A lot of people know how i feel about posers vs real Muppets. Hey they're great for getting some types of shots you can't easily otherwise get but the Muppets have become way too relient on them. A poser no matter how good it is can't capture the same kind of look a puppet can because the hand inside gives it its expression. Even the skilled poser photographer who's worked with posing Muppets for years can't get the kind of life out of the characters that a puppeteer with its hand inside can provide. Look at the shots of Kermit on the cover and contents pages of The Works compared with all the poser shots in the same book. Look at how beautiful all the older Muppet photos in the collage on the cover of Gikow's SST 40 yrs book are and how generic and awful the newer poser photos are. Posers should be the understudies for photos - the stunt men called in to do stuff the star can't do - rather than the "go to" Muppets to use. Remember those wonderful hilarious photos from last year of Super Grover, Maria and a sandwich? Perfect example of why real Muppets are always ready for their closeup, Mr.

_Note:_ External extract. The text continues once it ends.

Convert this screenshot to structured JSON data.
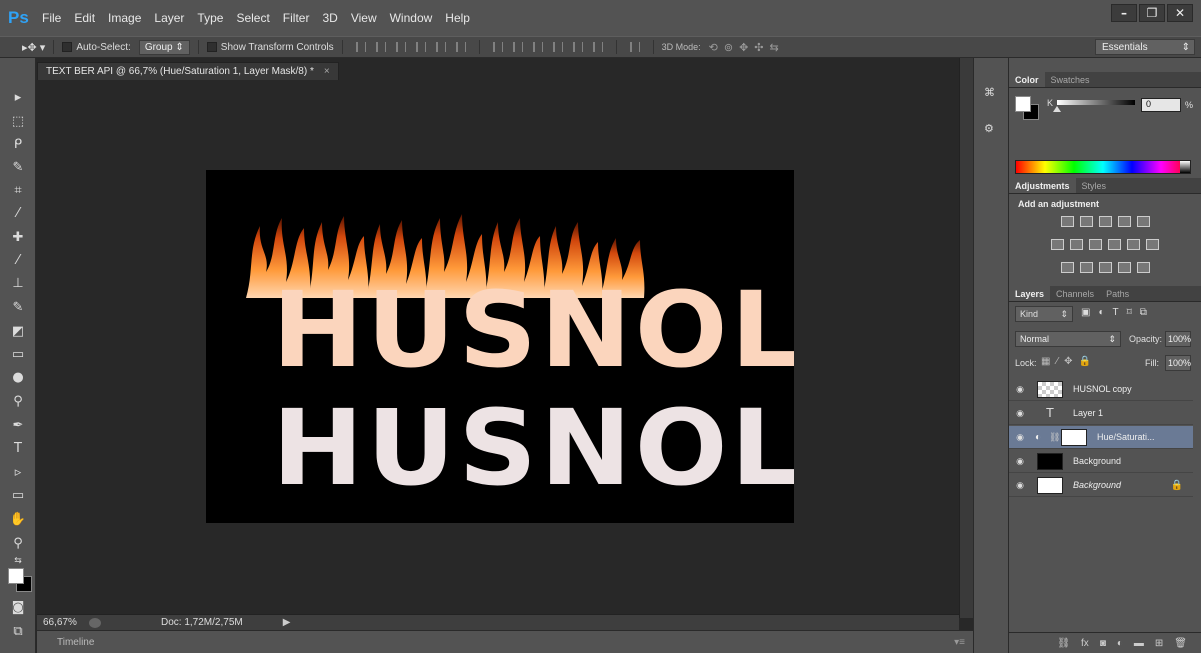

DeMille. And the dvd cover of C Is For Cookie a perfect example of why posers should be nixed.
In regards to Disney leadership in terms of Muppets' current support/success (this will be another familiar rant for older readers), yes i am thankful that the Muppets have the full support of the upper management of Disney especially befitting the 2011 movie but lets not ignore the heads of the Muppets Studio itself, specifically the current leader Lyelle Brier. Chris Curtin had lots of great ideas when he was first named chief. But when he was replaced for no other reason than internal politics when Iger first took over from Eisner and replaced with that awful Baby Einsteins guy who had no love of the Muppets nor idea of what to do with them, that was what hurt the Muppets after MWOO. All of CC's plans came to a screeching halt and Guy #2 (whose name i always forget mainly because he's best forgotten!) would have been perfectly contend to let them sit on the shelves and just be a nostalgia merchandise-only property.
Thankfully he was replaced with LB who loves the Muppets, understands them and has fought to make them what they are today (not only in terms of quality and big plans but also with securing aforementioned commitment and support from Disney's upper echelons). So any discussion of who within Disney should be given credit for and thanked for The Muppets' upswing would be severely amiss without bringing up Lyelle.